The reduction is made from the $NP$-Hard problem 3SAT5 [Feige1996]. This is the classical 3SAT problem [Garey Johnson1979], but each variable appears in exactly 5 clauses. Using a well-known reduction [Garey Johnson1979], page 55, with an additional simple gadget, we can make a reduction from 3SAT5 to vertex cover (thus, independent set), obtaining a graph $G$ in which all vertices have degree either 5, or 0, and for which the largest independent set (for satisfiable instances of 3SAT5) has size $\vert V\vert/2$, where $\vert V\vert$ is the number of vertices of $G$. From this particular graph, we build a simple reduction to our problem of maximizing $Z$. Note that since we are searching for an oblivious hypothesis, the observations are not important (we can suppose that all examples have the same observation). That is why the reduction only builds class vectors (over $\vert V\vert$ classes), encoding the class membership of any of these identical observations. The idea is that the classes are in one-to-one mapping with the vertices, and there are two sets of class vectors built from $G$:

• a set with $\vert V\vert$ vectors, encoding the vertices of $G$. Each one is a class vector with only one ``1'' corresponding to the vertex, and the remaining components are zeroes. Each of the corresponding examples have weight $W_v$.
• a set with $\vert E\vert$ vectors, where $\vert E\vert$ is the number of edges of $G$. Each one encodes an edge, and therefore contains two ``1'' (and the remaining are zeroes) corresponding to the two vertices of the edge. Each of the corresponding examples have weight $W_e$.

Consider formulas (2), (3) for example. They are the sum of the contribution to $Z$ of the examples having weight $W_v$, and the examples having weight $W_e$. In these cases, we can rewrite $Z$ using the generic expression:

$$Z = Z_v + Z_e \:\:,$$ (23)

$$Z_v = W_v \left( e^{-\alpha} k (\vert V\vert-k) + k(k-1) + (\vert V\vert-k)(\vert V\vert-k-1) + e^{\alpha} k (\vert V\vert-k) \right) \:\:,$$ (24)

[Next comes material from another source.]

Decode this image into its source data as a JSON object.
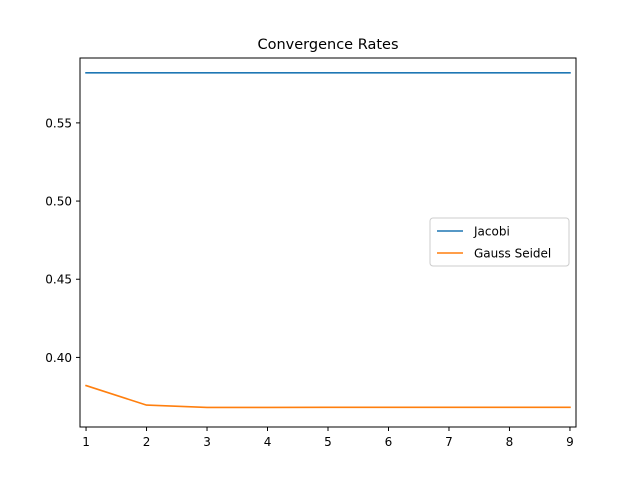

$$Z_e = W_e \left( e^{-\alpha} (\vert V\vert-k) (2C+U) + e^{\alpha} k (2M+U) \right) \:\:.$$ (25)

Here, $C$ is the number of edges having their two vertices in the set corresponding to the $+1$ values in $\vec{v}_i$, $M$ is the number of edges having their two vertices in the set corresponding to the $-1$ values in $\vec{v}_i$, and $U$ is the number of edges having one of their vertices in the $+1$ set, and the other one in the $-1$ set. $k$ is the number of $+1$ values in $\vec{v}_i$.
Suppose that $W_v\gg W_e$ (e.g. $W_v > \vert V\vert^3 W_e$). Then the maximization of $Z$ is the maximization of $Z_v$, followed by the maximization of $Z_e$. $Z_v$ admits a maximum for $k=\vert V\vert/2$, and with this value for $k$, it can be shown that maximizing $Z_e$ boils down to maximize $2M+U$, that is, the (weighted) number of edges not falling entirely into the set corresponding to the $+1$ values; whenever the 3SAT5 instance is satisfiable (and using the particular degrees of the vertices), this set corresponds to the largest independent set of $G$.